Tenet No. 2: Those pants that command you to suck in your stomach while wearing them? You will wear them once. Save the money, have some Foie Gras instead. It´s good for your skin, too.
I passionately hate lists that tell you what to wear at a certain age, that age usually being any age over twenty-one. I despise "dressing for your body type" with a vengeance. Who should stop you from wearing something you like, the fashion police? Believe me, if the fashion police would exist, there would not be so many people out there dressed in cheap polyester dresses (and by cheap I mean cheap-looking, not, you know, cheap as in inexpensive) or colours that will cause severe damage to your retina. Melania Trump wouldn´t be allowed to wear those pussy-bow blouses (oh, the irony!) while trying to channel Jackie Kennedy. Crocs would lose their right to exist. Fran Lebowitz, sartorial hero of yours truly, once said: "Sometimes I look at people and I think, 'What did you reject in favor of that?' " She has a point there.

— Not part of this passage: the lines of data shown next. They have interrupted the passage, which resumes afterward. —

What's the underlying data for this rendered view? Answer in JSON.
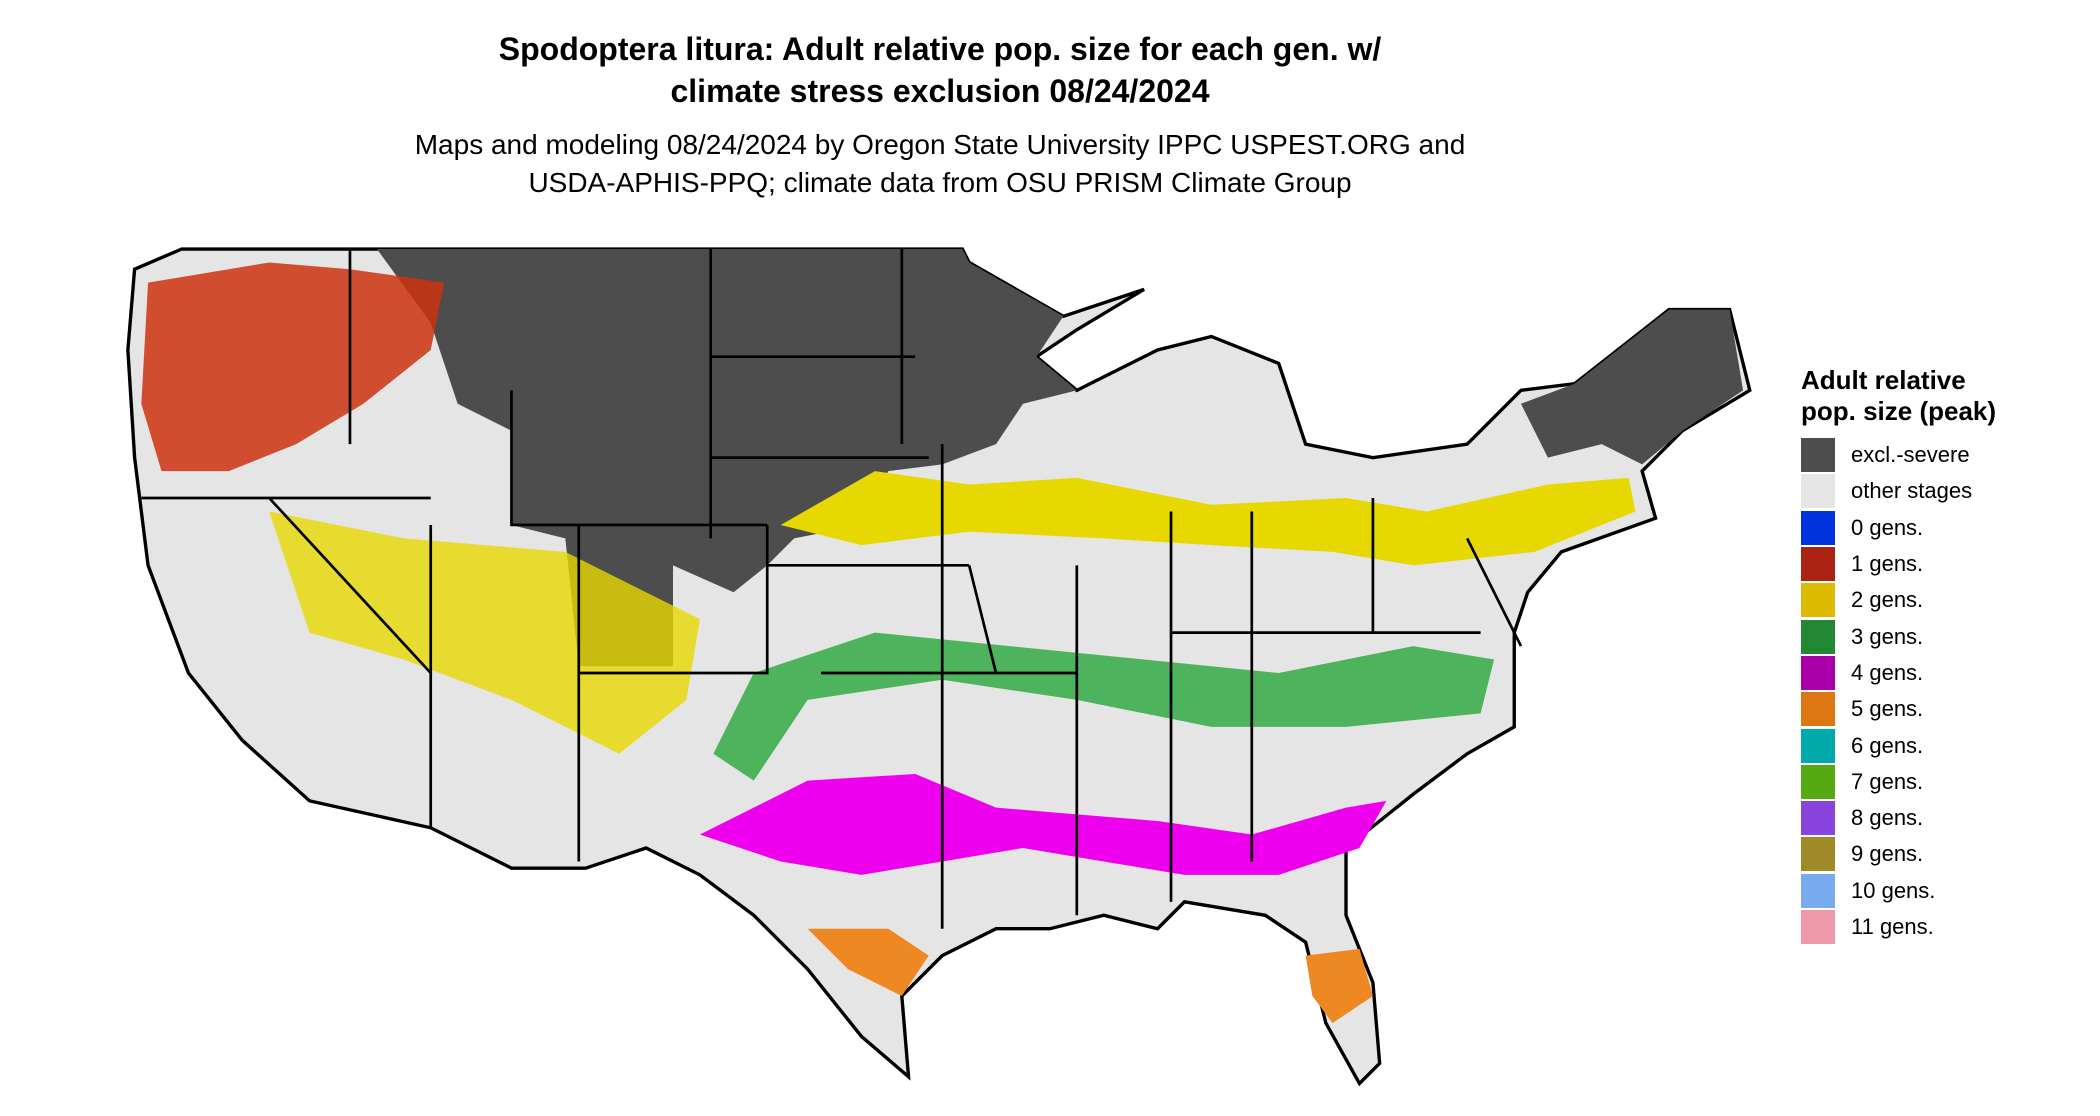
{
  "header": {
    "title_line1": "Spodoptera litura: Adult relative pop. size for each gen. w/",
    "title_line2": "climate stress exclusion 08/24/2024",
    "subtitle_line1": "Maps and modeling 08/24/2024 by Oregon State University IPPC USPEST.ORG and",
    "subtitle_line2": "USDA-APHIS-PPQ; climate data from OSU PRISM Climate Group"
  },
  "legend": {
    "title": "Adult relative pop. size (peak)",
    "items": [
      {
        "label": "excl.-severe",
        "color": "#4d4d4d"
      },
      {
        "label": "other stages",
        "color": "#e5e5e5"
      },
      {
        "label": "0 gens.",
        "color": "#0033dd"
      },
      {
        "label": "1 gens.",
        "color": "#aa2211"
      },
      {
        "label": "2 gens.",
        "color": "#ddbb00"
      },
      {
        "label": "3 gens.",
        "color": "#228833"
      },
      {
        "label": "4 gens.",
        "color": "#aa00aa"
      },
      {
        "label": "5 gens.",
        "color": "#dd7711"
      },
      {
        "label": "6 gens.",
        "color": "#00aaaa"
      },
      {
        "label": "7 gens.",
        "color": "#55aa11"
      },
      {
        "label": "8 gens.",
        "color": "#8844dd"
      },
      {
        "label": "9 gens.",
        "color": "#a08a28"
      },
      {
        "label": "10 gens.",
        "color": "#77aaee"
      },
      {
        "label": "11 gens.",
        "color": "#ee99aa"
      }
    ]
  }
}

So, Tenet No. 3: Wear whatever makes you happy, as long as it is beautiful. Colour-coordinate your ice-cream with your vintage Yves-Saint-Laurent blouse. Embrace lemon meringue tarte as a summer Must Have. Dark chocolate should be treated as a neutral. It really goes with anything.
Tenet No. 4: Stop looking at all those naked models in fashion magazines (seriously, when did this start? Wouldn´t the whole point of fashion magazines be to show, well, FASHION? I was told by my oh-so-chic friend JJ that there is a thing called fashiontit, which is, according to Urban Dictionary, an exposed female breast, commonly used in High Fashion photography, as a crutch to distract the viewer from bad photography, awful clothing or lack of overall aesthetic substance. It even has it´s own blog. Oh, and could we please have a totally unretouched Vogue edition? Maybe the Christmas edition of French Vogue? Joan Juliet Buck would have the balls for that.. ), google Kate Moss cellulite, and revel in the fact that you look like Kate Moss. Celebrate this by having a pain au chocolat. You have to work on that look, baby.

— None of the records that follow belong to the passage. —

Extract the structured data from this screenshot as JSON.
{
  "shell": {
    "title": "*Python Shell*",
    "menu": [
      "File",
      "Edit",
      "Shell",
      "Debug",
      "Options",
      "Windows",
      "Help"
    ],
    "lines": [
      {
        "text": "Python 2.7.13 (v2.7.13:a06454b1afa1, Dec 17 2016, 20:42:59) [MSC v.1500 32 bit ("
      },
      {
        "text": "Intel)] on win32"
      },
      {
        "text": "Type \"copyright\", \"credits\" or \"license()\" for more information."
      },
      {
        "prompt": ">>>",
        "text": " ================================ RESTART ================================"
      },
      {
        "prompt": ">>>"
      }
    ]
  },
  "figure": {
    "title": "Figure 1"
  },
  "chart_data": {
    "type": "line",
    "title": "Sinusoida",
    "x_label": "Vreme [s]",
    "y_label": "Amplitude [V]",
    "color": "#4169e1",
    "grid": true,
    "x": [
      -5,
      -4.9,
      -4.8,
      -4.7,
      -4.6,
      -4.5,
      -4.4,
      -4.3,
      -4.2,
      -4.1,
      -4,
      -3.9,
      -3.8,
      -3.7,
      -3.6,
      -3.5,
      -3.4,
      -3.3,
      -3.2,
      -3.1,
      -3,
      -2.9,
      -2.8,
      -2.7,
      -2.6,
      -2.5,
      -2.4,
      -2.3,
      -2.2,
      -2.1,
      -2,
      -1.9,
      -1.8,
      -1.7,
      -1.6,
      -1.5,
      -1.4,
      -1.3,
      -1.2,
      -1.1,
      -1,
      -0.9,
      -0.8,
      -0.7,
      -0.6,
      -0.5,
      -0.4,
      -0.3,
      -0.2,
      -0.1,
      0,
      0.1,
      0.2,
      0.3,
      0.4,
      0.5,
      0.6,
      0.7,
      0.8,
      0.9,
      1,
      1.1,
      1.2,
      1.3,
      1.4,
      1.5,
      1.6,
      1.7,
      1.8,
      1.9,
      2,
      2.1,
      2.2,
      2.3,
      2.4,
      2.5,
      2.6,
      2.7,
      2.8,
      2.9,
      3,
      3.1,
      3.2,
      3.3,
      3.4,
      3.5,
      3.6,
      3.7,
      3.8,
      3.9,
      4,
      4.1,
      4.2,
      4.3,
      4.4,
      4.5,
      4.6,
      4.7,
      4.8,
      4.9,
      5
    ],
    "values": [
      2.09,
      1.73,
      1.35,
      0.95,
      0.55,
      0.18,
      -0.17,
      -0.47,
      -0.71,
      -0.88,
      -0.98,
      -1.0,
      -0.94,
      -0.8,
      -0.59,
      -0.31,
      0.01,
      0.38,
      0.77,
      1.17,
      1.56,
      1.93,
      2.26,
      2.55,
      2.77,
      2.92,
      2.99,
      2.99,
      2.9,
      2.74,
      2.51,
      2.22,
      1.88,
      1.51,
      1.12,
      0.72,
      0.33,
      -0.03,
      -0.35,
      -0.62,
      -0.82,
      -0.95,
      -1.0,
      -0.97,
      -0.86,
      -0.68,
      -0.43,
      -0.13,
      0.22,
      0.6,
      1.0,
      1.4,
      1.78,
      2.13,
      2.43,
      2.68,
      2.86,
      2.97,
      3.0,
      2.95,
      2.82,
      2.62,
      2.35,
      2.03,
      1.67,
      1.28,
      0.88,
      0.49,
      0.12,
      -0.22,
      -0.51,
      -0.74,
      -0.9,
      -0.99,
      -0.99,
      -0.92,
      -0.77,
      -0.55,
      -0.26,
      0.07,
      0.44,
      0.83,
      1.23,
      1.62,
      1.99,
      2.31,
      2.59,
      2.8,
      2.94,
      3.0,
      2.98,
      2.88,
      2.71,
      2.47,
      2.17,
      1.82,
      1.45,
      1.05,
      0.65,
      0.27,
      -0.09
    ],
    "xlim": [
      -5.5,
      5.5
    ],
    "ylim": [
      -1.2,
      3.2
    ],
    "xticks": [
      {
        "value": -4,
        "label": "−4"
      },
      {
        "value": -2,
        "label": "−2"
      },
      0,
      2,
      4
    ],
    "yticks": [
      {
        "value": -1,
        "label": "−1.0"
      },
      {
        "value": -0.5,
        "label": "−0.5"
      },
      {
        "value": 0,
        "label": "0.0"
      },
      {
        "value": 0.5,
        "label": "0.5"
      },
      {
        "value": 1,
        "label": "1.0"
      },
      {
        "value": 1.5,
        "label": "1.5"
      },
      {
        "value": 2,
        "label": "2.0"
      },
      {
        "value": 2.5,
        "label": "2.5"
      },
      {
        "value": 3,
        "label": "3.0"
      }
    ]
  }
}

Tenet No. 5: Know that saying that at a certain age, you have to decide between your body and your face? It´s true. I saw my face in a mirror when I decided to forego a strawberry cupcake once, and boy, that was not a pretty sight. That haggard expression, the crazed look in my eyes, tightly pressed lips almost to the point of nonexistence. Refrain from self-denial at all costs. It makes you ugly.
Tenet No. 6: Everyone looks beautiful carrying a bunch of flowers.